Louisiana Baptist Foundation Executive Director Jeff Steed, in his report, reminded Executive Board members that the foundation has a 1.45 percent interest rate on their short-term fund that has daily liquidity higher than what banks offer. Additionally, he said the foundation can help Louisiana Baptists be good stewards of their assets by impacting their church and other ministries through special gifts such as non-cash gifts, estate gifts and other ways.
He noted that the foundation can provide publications on special gifts to churches as well as teaching about estate stewardship in churches and assisting with church loans and church payroll services.
“Please call us,” Steed said. “We are glad to help. Those are all some ways we can help you, add value to you in our church. I want to thank you Louisiana Baptists as we advance the Kingdom together, one dollar at a time, one ministry at a time, one life at a time around the state.”
Louisiana College President Rick Brewer said God has blessed the school in many ways, including being ranked the safest campus in the state and the second most diverse campus by niche.com. He said LC was named a Top 30 Christian College by BestValueSchools.org, too.
Looking to the future, Brewer shared that the school recently secured $860,000 for future academic programs.
He asked board members to keep the school in their prayers.
“We are going to keep pressing on,” Brewer said. “Pray for us. Send us your students. We are not kowtowing to political correctness. We are just striving to be biblically correct.”
Louisiana Baptist Children’s Home and Family Ministries President and CEO Perry Hancock noted in his report that one of their residents of the HomePlace (the Louisiana Baptist Children’s Home and Family Ministries program for homeless children and their mothers) trusted Christ and publicly professed her faith through baptism at North Monroe Baptist Church in Monroe. Just nine months earlier, she came to campus as a professing atheist.
“Our entire staff was rejoicing when we heard about her decision to follow Christ,” he said. “This young mother now has everything she needs to move forward with God’s plan for her life. Thank you, Louisiana Baptists, for being an important part of our life-changing ministry at the Children’s Home.”

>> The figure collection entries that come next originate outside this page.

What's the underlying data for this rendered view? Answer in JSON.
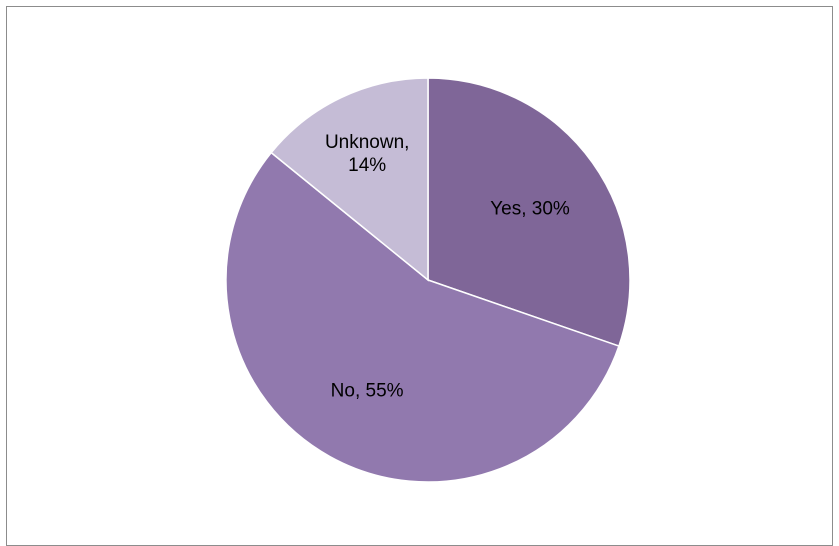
{
  "chart_data": {
    "type": "pie",
    "title": "",
    "slices": [
      {
        "label": "Yes",
        "value": 30,
        "label_text": "Yes, 30%",
        "color": "#7f6698"
      },
      {
        "label": "No",
        "value": 55,
        "label_text": "No, 55%",
        "color": "#9179ae"
      },
      {
        "label": "Unknown",
        "value": 14,
        "label_text": "Unknown, 14%",
        "label_lines": [
          "Unknown,",
          "14%"
        ],
        "color": "#c5bcd6"
      }
    ],
    "legend": "none",
    "start_angle": "12 o'clock",
    "direction": "clockwise"
  }
}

Cranford delivered the Baptist Message report (with an Office of Public Policy update) in place of Executive Editor Will Hall who was in the Capitol as the Louisiana Baptist Office of Public Policy director, rallying support among state legislators for several pro-family bills.
Among the most noteworthy developments for the Baptist Message has been focusing more on improving its online reporting and social media presence, shortening the publication schedule from 24 to 14 editions each year, acquiring more than 6,000 cartoons that the publication has begun posting online and is considering including in the print edition, and reporting on numerous developments within the Southern Baptist Convention and across the state, Cranford said.
Meanwhile, the Office of Public Policy continues to track numerous bills that have the potential to impact the home lives, work, and ministries of Louisiana Baptists, he added.